Pada tahun 1945, Jepang menemukan dirinya dalam situasi militer-ekonomi dan politik yang lebih sulit daripada negara-negara ini. Namun, tidak ada tanda-tanda revolusi di Negeri Matahari Terbit, dan kepercayaan pada kaisar tetap tak tergoyahkan, terlepas dari kenyataan bahwa Yankee memaksa Hirohito untuk secara terbuka menyangkal asal usul ilahinya. Adalah penting bahwa orang Amerika praktis gagal menahan tawanan. Orang Jepang lebih suka mati daripada ditawan, satu tahanan menyumbang 120 orang terbunuh (di antara orang Amerika - 1 banding 3). Manifestasi nyata dari semangat samurai adalah kamikaze, di antaranya tidak semua adalah keturunan dari kelas prajurit. Bagi orang Amerika yang berpikiran rasional, tindakan para pilot ini mengejutkan; bukan tanpa alasan mereka menginstruksikan antropolog terbesar mereka Ruth Benedict untuk menulis buku tentang mentalitas orang Jepang, dan sudah pada tahun 1946, karya tulisnya yang mendalam “Krisan dan Sword” diterbitkan dalam waktu sesingkat mungkin.

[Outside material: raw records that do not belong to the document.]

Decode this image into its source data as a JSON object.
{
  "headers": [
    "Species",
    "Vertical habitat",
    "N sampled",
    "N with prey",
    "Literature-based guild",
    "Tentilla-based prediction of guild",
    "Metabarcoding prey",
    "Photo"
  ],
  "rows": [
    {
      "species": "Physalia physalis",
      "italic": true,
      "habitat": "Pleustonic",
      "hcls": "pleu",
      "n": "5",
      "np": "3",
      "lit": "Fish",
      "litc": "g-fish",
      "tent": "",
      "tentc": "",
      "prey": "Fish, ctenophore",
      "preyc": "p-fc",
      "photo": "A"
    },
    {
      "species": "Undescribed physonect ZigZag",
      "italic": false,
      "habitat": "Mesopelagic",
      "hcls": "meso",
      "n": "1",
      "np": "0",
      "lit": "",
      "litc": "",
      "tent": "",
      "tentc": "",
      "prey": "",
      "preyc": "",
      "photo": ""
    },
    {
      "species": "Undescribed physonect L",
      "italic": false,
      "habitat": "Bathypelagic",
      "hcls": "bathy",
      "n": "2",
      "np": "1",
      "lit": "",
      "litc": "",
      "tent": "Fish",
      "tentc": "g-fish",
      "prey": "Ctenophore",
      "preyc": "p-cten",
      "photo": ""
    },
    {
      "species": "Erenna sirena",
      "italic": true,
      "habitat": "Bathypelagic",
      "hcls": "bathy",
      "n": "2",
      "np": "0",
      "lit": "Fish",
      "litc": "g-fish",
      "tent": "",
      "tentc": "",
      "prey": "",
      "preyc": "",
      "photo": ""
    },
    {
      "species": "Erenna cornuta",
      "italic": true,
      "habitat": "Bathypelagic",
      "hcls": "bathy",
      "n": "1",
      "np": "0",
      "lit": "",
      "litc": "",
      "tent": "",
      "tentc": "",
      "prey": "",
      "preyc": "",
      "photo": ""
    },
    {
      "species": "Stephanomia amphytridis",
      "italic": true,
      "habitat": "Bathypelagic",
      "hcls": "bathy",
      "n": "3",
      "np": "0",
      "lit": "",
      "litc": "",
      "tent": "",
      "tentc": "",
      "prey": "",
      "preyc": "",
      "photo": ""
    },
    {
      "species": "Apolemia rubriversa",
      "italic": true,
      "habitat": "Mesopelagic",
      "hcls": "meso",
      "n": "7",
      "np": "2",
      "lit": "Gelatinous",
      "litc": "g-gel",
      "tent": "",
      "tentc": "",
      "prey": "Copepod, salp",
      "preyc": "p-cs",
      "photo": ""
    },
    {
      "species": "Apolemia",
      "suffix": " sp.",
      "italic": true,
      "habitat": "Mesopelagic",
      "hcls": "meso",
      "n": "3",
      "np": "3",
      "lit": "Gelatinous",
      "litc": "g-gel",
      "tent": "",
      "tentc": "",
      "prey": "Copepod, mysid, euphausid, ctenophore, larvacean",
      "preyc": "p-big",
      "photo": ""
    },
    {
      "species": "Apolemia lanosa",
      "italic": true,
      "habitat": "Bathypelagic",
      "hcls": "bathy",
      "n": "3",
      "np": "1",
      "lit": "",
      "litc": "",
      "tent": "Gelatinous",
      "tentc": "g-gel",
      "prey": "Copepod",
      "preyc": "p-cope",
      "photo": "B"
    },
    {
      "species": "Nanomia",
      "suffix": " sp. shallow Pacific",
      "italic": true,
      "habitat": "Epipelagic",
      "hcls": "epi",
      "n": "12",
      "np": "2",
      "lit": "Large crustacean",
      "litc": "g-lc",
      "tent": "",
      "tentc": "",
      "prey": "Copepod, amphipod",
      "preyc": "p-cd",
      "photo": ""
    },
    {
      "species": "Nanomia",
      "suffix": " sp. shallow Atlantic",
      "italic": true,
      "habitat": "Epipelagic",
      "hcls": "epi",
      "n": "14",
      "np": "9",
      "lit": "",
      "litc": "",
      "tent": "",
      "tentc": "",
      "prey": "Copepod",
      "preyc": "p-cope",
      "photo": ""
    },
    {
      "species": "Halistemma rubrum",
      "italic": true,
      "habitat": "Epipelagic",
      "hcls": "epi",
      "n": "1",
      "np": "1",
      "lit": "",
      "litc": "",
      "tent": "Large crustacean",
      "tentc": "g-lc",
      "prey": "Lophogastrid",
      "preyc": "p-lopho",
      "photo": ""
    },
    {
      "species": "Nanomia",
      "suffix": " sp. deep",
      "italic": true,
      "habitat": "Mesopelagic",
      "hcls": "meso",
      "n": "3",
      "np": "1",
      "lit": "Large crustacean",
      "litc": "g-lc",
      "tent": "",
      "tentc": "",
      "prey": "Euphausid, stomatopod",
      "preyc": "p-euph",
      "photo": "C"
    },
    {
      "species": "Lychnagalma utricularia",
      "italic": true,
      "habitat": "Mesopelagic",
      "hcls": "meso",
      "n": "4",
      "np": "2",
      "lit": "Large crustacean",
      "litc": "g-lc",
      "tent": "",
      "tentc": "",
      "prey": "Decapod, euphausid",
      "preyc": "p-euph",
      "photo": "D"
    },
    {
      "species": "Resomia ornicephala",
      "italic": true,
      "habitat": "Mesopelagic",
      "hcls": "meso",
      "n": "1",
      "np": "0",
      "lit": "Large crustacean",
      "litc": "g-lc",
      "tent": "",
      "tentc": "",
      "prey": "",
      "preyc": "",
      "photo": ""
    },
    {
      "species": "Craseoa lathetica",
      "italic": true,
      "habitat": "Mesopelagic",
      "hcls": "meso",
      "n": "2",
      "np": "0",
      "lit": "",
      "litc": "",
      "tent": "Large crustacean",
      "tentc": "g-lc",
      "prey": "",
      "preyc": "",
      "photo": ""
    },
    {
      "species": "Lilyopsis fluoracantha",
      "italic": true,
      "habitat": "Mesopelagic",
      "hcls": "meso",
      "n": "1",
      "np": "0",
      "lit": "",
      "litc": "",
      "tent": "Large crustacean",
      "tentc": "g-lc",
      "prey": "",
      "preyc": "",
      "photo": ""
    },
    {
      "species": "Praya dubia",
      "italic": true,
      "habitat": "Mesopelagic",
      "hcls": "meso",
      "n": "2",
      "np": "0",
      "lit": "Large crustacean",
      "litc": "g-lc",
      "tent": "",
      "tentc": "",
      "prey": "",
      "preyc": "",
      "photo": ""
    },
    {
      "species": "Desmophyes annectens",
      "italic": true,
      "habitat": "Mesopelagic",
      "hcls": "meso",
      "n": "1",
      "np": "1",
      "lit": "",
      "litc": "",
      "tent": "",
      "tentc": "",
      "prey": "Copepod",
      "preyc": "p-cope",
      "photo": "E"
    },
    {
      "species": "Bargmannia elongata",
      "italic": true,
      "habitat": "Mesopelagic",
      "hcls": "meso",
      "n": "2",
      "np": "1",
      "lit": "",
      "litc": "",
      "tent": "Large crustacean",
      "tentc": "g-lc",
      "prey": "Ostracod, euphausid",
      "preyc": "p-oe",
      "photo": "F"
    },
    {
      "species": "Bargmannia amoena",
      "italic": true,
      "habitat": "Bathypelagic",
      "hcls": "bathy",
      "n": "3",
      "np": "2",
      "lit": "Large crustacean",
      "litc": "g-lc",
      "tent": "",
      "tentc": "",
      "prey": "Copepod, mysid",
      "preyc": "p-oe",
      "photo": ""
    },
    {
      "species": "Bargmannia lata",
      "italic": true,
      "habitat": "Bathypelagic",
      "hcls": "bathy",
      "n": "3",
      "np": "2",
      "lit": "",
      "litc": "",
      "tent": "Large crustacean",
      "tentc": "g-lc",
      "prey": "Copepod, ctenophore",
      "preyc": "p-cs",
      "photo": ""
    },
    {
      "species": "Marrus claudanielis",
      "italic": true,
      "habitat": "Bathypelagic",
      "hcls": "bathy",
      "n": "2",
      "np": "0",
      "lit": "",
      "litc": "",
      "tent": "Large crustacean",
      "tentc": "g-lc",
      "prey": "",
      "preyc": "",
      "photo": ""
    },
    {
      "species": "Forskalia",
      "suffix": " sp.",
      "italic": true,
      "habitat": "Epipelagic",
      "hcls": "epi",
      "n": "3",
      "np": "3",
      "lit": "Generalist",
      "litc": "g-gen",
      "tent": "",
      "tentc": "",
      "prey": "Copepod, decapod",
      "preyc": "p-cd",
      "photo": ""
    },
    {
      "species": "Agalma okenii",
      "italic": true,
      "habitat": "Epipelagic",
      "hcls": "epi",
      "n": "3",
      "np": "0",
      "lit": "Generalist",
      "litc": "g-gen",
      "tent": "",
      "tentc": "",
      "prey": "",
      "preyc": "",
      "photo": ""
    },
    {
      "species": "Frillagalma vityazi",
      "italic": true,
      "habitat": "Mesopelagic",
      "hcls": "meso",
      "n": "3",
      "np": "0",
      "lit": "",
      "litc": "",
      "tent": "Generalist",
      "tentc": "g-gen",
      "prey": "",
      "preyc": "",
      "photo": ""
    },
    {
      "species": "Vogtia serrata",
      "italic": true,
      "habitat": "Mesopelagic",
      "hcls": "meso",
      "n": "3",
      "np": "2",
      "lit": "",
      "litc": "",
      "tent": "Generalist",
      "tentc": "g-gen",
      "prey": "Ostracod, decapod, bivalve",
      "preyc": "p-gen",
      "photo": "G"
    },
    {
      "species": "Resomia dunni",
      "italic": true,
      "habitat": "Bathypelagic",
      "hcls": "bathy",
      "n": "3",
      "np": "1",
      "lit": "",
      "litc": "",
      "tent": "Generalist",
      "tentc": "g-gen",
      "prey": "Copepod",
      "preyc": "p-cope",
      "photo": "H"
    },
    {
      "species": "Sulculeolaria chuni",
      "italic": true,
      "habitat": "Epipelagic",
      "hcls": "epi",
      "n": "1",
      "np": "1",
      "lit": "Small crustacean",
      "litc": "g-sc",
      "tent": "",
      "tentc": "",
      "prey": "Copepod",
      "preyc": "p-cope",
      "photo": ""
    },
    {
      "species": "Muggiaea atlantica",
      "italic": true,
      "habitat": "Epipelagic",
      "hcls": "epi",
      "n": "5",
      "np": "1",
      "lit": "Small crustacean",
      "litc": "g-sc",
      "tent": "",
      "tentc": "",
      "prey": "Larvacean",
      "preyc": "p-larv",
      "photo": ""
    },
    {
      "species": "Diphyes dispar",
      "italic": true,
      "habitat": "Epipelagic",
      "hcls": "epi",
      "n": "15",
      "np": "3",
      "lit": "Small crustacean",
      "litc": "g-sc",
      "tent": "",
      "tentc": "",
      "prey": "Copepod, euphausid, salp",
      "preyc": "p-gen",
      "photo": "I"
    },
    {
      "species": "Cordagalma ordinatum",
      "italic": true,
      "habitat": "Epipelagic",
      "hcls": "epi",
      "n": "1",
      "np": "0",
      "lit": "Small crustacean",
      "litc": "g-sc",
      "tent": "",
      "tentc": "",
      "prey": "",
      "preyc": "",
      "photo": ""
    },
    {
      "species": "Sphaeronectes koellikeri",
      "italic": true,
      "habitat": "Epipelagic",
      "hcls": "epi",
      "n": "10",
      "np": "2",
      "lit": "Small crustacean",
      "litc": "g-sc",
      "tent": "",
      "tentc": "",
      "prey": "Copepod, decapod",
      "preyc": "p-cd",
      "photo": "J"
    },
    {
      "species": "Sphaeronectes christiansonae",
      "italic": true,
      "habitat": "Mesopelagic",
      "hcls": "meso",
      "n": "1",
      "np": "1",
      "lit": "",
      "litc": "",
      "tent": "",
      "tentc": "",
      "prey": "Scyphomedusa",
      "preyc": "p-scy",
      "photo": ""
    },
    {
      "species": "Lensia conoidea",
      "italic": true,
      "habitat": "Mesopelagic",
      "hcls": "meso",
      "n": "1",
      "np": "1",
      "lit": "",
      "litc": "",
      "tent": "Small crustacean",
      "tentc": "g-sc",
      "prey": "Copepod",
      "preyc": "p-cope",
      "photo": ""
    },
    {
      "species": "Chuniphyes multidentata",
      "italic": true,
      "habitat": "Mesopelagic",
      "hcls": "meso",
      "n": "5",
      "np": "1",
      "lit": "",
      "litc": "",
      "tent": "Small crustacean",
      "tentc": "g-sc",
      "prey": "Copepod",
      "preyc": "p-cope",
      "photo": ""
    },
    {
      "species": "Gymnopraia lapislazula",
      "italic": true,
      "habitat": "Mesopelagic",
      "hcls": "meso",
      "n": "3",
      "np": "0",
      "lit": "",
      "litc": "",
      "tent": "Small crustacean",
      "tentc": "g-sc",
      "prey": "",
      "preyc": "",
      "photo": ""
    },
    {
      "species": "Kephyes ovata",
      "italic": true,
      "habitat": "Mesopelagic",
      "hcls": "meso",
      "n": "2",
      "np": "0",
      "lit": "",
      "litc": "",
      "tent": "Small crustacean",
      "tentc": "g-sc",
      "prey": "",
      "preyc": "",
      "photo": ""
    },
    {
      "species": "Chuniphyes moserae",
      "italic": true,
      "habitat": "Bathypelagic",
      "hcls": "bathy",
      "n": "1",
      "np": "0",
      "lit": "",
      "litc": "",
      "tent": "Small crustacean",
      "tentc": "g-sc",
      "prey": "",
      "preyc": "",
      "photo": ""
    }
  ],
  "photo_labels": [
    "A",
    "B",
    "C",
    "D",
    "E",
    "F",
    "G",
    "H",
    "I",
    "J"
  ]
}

Detail yang menarik: di tentara kekaisaran tidak ada tradisi untuk memberi penghargaan yang terbaik selama masa hidup mereka, dan ini dipertimbangkan secara berurutan. Sikap ini tidak terbayangkan di tentara Eropa atau Amerika mana pun.
Mungkin sikap mental orang Jepang, yang diwarisi dari era samurai, secara bertahap memudar di era postmodern saat ini, ketika dunia menjadi penyebut yang sama dalam budaya, ketika tidak begitu banyak batas negara seperti karakteristik nasional dan agama. orang-orang terhapus? Hampir tidak. Ada alasan untuk percaya bahwa roh samurai masih hidup sampai sekarang. Bukan pada tingkat simbol eksternal dan lingkungan, seperti di Barat atau di Rusia, tetapi justru sebagai bagian integral dari mentalitas dan perilaku dominan. Sebagian besar penduduk Negeri Matahari Terbit masih menganut Shintoisme - sebuah sistem nilai yang menentukan cara berpikir samurai berabad-abad yang lalu.
Kami juga ingat bahwa sejak tahun 90-an, personel militer Jepang telah berpartisipasi dalam operasi penjaga perdamaian - di Angola, Rwanda, Mozambik, Dataran Tinggi Golan, Timor Timur, pada tahun 2004 mereka menduduki Irak sebagai sekutu Amerika, yaitu, mereka memiliki pengalaman tempur yang nyata.